A vantagem de se fazer um segundo caldo está na extração ao máximo das propriedades dos ossos/carnes. 
remouillage é obviamente mais fraca que a primeira confecção. Raramente é usada isoladamente, normalmente eu junto a remouillage ao primeiro caldo, com isso consigo uma quantidade maior de produto final.  

DEMI-GLACE 

É uma mistura tpt de molho espanhol e de caldo de carne, abaixo explicadas, às quais se adiciona também vinho madeira.
Reduzido até aproximadamente 50 % do volume inicial, como o próprio nome indica. 
Tradicionalmente produzido com caldo vitela. 
É uma das muitas heranças que recebemos de Escoffier. (Quem foi?)


Molho Espanhol 

Ingredientes:

80 g de cebola  
40g de cenoura  
20 gr de farinha de trigo 
20 gr pasta de tomate concentrado 
1 folha de louro 
700 ml de caldo de carne escuro 
gr de pimenta preta 

Preparação: 
Corar os legumes. Polvilhar com farinha, adicionar o caldo de carne e os aromáticos
Durante o processo deve-se limpar as impurezas que surjam à superfície
Coar. Reduzir a 1/3 .


Caldo de Carne 

Tempo total de confecção: 12 a 16 horas. 

Ingredientes:
3,6 kg Ossos de vitela 
1 mão de vitela  
480 gr vinho tinto 
lt de água  
300 gr cebola  
450 gr alho francês  
350 gr cenoura  
350 gr tomate  
Tomilho e Louro  

Preparação: 
Corar os legumes num sautê, se os assarmos irá conferir um sabor mais ácido ao caldo. 
Assar as carnes. Fazer a deglaçage com o vinho tinto. Juntar tudo e deixar em lume brando.
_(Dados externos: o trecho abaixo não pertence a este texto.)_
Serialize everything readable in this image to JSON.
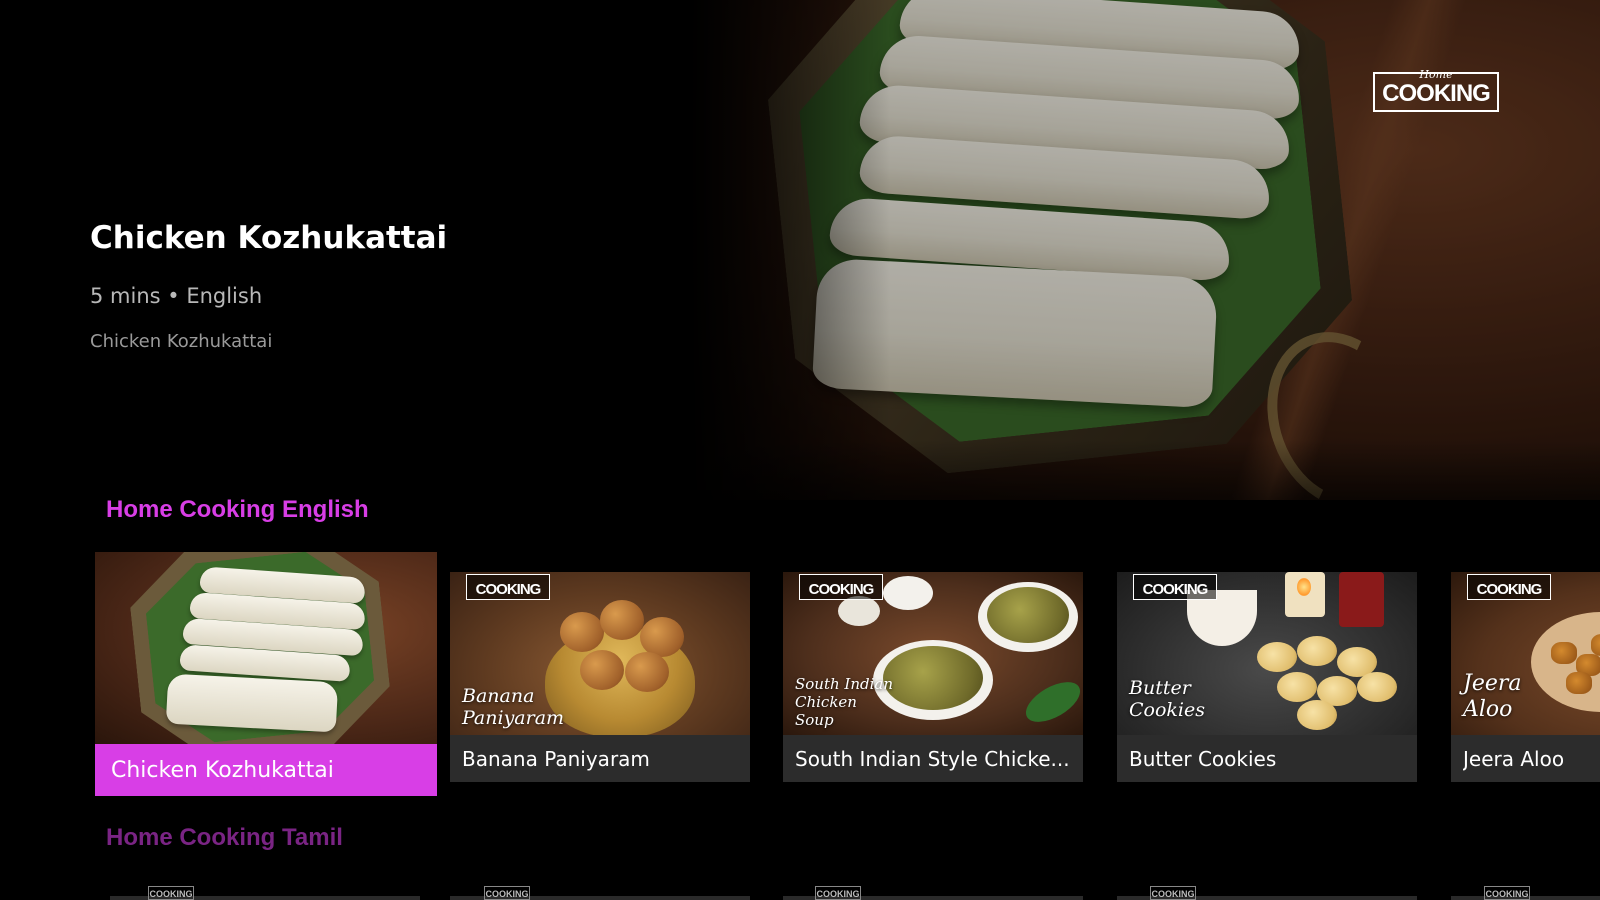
{
  "hero": {
    "title": "Chicken Kozhukattai",
    "meta": "5 mins • English",
    "description": "Chicken Kozhukattai",
    "brand_logo": "COOKING",
    "brand_logo_script": "Home"
  },
  "rows": [
    {
      "title": "Home Cooking English",
      "state": "focused",
      "cards": [
        {
          "label": "Chicken Kozhukattai",
          "focused": true
        },
        {
          "label": "Banana Paniyaram",
          "overlay": "Banana Paniyaram",
          "logo": "COOKING"
        },
        {
          "label": "South Indian Style Chicke...",
          "overlay": "South Indian Chicken Soup",
          "logo": "COOKING"
        },
        {
          "label": "Butter Cookies",
          "overlay": "Butter Cookies",
          "logo": "COOKING"
        },
        {
          "label": "Jeera Aloo",
          "overlay": "Jeera Aloo",
          "logo": "COOKING"
        }
      ]
    },
    {
      "title": "Home Cooking Tamil",
      "state": "unfocused",
      "peek_logo": "COOKING"
    }
  ],
  "colors": {
    "accent": "#d83ee6",
    "accent_dim": "#7a2484",
    "card_label_bg": "#2c2c2c",
    "background": "#000000"
  }
}
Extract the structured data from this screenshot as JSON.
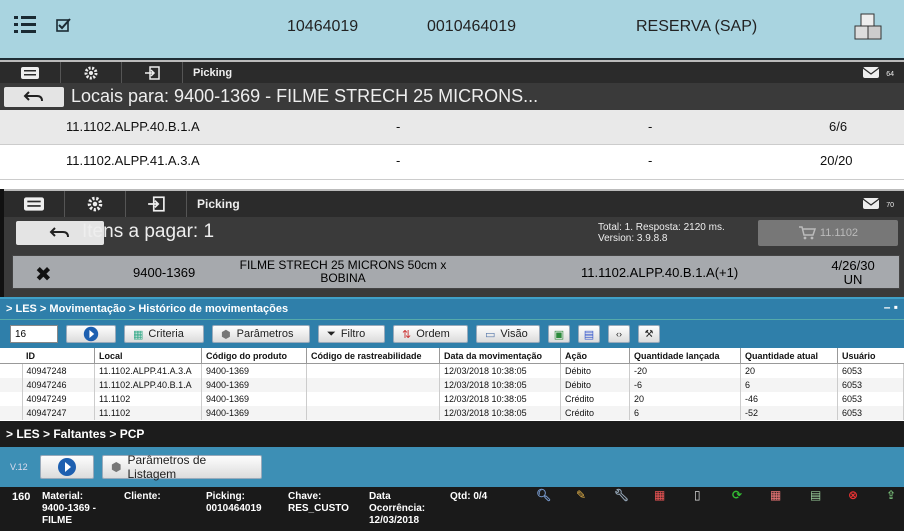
{
  "top": {
    "code1": "10464019",
    "code2": "0010464019",
    "status": "RESERVA (SAP)"
  },
  "locals": {
    "toolbar_label": "Picking",
    "mail_count": "64",
    "title": "Locais para: 9400-1369 - FILME STRECH 25 MICRONS...",
    "rows": [
      {
        "local": "11.1102.ALPP.40.B.1.A",
        "c2": "-",
        "c3": "-",
        "qty": "6/6"
      },
      {
        "local": "11.1102.ALPP.41.A.3.A",
        "c2": "-",
        "c3": "-",
        "qty": "20/20"
      }
    ]
  },
  "items": {
    "toolbar_label": "Picking",
    "mail_count": "70",
    "title": "Itens a pagar: 1",
    "info_line1": "Total: 1. Resposta: 2120 ms.",
    "info_line2": "Version: 3.9.8.8",
    "cart_label": "11.1102",
    "row": {
      "code": "9400-1369",
      "desc_line1": "FILME STRECH 25 MICRONS 50cm x",
      "desc_line2": "BOBINA",
      "local": "11.1102.ALPP.40.B.1.A(+1)",
      "qty_line1": "4/26/30",
      "qty_line2": "UN"
    }
  },
  "history": {
    "breadcrumb": "> LES > Movimentação > Histórico de movimentações",
    "page_size": "16",
    "buttons": {
      "criteria": "Criteria",
      "params": "Parâmetros",
      "filter": "Filtro",
      "order": "Ordem",
      "view": "Visão"
    },
    "columns": [
      "ID",
      "Local",
      "Código do produto",
      "Código de rastreabilidade",
      "Data da movimentação",
      "Ação",
      "Quantidade lançada",
      "Quantidade atual",
      "Usuário"
    ],
    "rows": [
      [
        "40947248",
        "11.1102.ALPP.41.A.3.A",
        "9400-1369",
        "",
        "12/03/2018 10:38:05",
        "Débito",
        "-20",
        "20",
        "6053"
      ],
      [
        "40947246",
        "11.1102.ALPP.40.B.1.A",
        "9400-1369",
        "",
        "12/03/2018 10:38:05",
        "Débito",
        "-6",
        "6",
        "6053"
      ],
      [
        "40947249",
        "11.1102",
        "9400-1369",
        "",
        "12/03/2018 10:38:05",
        "Crédito",
        "20",
        "-46",
        "6053"
      ],
      [
        "40947247",
        "11.1102",
        "9400-1369",
        "",
        "12/03/2018 10:38:05",
        "Crédito",
        "6",
        "-52",
        "6053"
      ]
    ]
  },
  "shortages": {
    "breadcrumb": "> LES > Faltantes > PCP",
    "version": "V.12",
    "params_button": "Parâmetros de Listagem",
    "row": {
      "num": "160",
      "material_label": "Material:",
      "material_value1": "9400-1369 -",
      "material_value2": "FILME",
      "client_label": "Cliente:",
      "picking_label": "Picking:",
      "picking_value": "0010464019",
      "key_label": "Chave:",
      "key_value": "RES_CUSTO",
      "date_label1": "Data",
      "date_label2": "Ocorrência:",
      "date_value": "12/03/2018",
      "qty": "Qtd: 0/4"
    }
  }
}
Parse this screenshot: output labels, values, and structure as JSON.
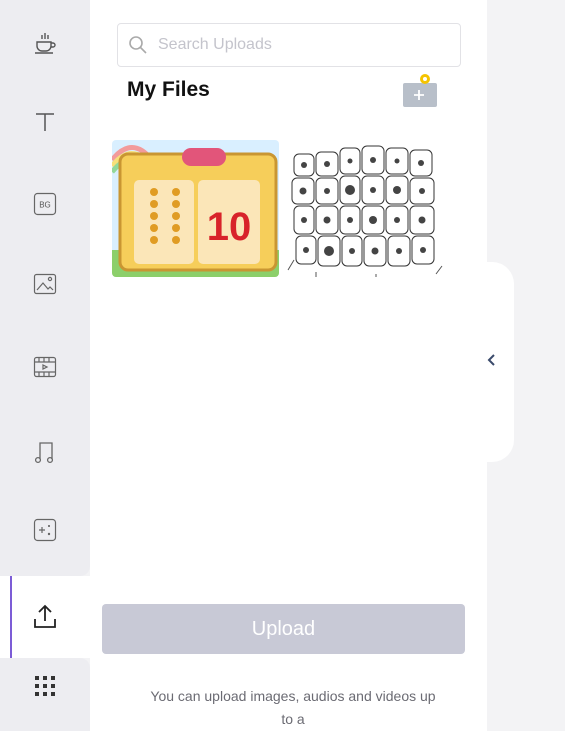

Nunca deve ultrapassar os 100 graus, como referido anteriormente. 
Coar e reduzir até ter a concentração desejada de sabor. 


Prato finalizado com glace de porco.



Por fim,não menos importante ... conservação





Os caldos de carne podem-se conservar facilmente em ambiente refrigerado, até 5 graus, por alguns dias.
A gelatina extraída dos ossos actua , de certa forma, como agente de conservação. 
Por sua vez, os de peixe têm uma vida útil mais curta, aproximadamente de dois dias. 
Congelados aguentam até seis meses. 





A utilidade dos caldos é inegável.
Há quem use as poeiras instantâneas, há quem simplesmente os ignore, como haverá sempre boas cozinhas e más cozinhas.